There is certainly more that both Harvard and Cambridge can do to discourage the excessive bottled water consumption that HSA encourages. Cambridge could adopt a tax on bottled water to discourage their use; a similar policy for single-use plastic bags, the Bring Your Own Bag ordinance, has been in effect for several years. For its part, Harvard could apply the same restrictions to HSA’s in-dorm services that it applies to similar businesses, or could ban plastic bottles altogether. This was proposed in a 2013 UC referendum that passed with 64 percent of the vote, and was endorsed by The Crimson Editorial Board. However, the proposal has not been implemented. Despite this, both the City and the University have already fulfilled their most fundamental responsibility on the issue: to make it safe and convenient for students to drink tap water instead. Harvard has taken actions ranging from creating bottle refill stations, to banning plastic bottle sales at certain campus cafés, to eliminating single-use plastic bottles at Commencement.

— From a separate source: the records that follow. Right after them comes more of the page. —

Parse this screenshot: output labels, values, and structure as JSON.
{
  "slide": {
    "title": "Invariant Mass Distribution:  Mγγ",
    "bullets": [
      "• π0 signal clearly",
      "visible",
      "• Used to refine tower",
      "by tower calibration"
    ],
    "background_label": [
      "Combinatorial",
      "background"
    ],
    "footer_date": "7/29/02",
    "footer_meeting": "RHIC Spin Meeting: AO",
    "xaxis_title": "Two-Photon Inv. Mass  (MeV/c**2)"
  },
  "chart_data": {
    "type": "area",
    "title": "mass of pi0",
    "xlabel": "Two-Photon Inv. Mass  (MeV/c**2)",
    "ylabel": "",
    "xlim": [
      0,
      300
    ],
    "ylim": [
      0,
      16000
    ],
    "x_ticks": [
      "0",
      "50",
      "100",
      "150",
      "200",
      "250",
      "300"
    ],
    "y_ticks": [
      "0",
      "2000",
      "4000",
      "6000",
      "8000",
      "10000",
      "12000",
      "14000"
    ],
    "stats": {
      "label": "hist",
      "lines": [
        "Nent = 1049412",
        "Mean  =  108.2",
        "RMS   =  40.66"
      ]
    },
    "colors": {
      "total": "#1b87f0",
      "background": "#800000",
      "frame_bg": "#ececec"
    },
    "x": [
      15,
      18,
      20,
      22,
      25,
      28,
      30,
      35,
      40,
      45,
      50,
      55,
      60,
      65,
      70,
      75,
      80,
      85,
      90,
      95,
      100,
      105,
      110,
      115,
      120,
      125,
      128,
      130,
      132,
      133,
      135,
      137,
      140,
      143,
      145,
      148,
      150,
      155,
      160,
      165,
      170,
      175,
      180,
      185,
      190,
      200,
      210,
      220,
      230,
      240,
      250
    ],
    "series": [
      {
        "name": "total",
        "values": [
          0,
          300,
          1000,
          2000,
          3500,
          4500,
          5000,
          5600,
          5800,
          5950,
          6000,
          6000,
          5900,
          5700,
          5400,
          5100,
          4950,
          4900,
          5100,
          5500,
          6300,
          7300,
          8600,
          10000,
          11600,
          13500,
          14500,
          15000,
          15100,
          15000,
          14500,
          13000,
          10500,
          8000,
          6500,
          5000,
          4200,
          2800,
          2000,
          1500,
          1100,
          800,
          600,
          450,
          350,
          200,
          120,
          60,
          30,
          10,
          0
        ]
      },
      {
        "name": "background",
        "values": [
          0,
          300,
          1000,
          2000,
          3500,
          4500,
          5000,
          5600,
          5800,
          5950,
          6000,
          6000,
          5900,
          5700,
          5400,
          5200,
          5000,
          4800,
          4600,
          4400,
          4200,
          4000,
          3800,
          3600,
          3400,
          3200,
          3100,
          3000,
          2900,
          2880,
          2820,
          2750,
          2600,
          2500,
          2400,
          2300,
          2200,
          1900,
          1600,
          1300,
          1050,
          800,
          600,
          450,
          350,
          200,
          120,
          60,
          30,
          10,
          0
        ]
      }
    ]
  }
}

The remaining responsibility for reducing single-use plastic bottle consumption on campus lies largely with students, and the incoming freshmen whom HSA targets for water subscriptions can play a pivotal role. So as you get ready for life on campus over the next four years, don’t subscribe to water bottle delivery. Buy a reusable bottle, or pick up one of the myriad reusable bottles that seem to appear at virtually every College-sponsored event here, and use it. Many dorms have in-suite sinks, but even if this requires what HSA refers to as “tiresome runs up and down stairs,” it’s worth it. A marine mammal will thank you.

Will H. MacArthur ’20 is a Social Studies concentrator living in Currier House. His column appears on alternate Wednesdays.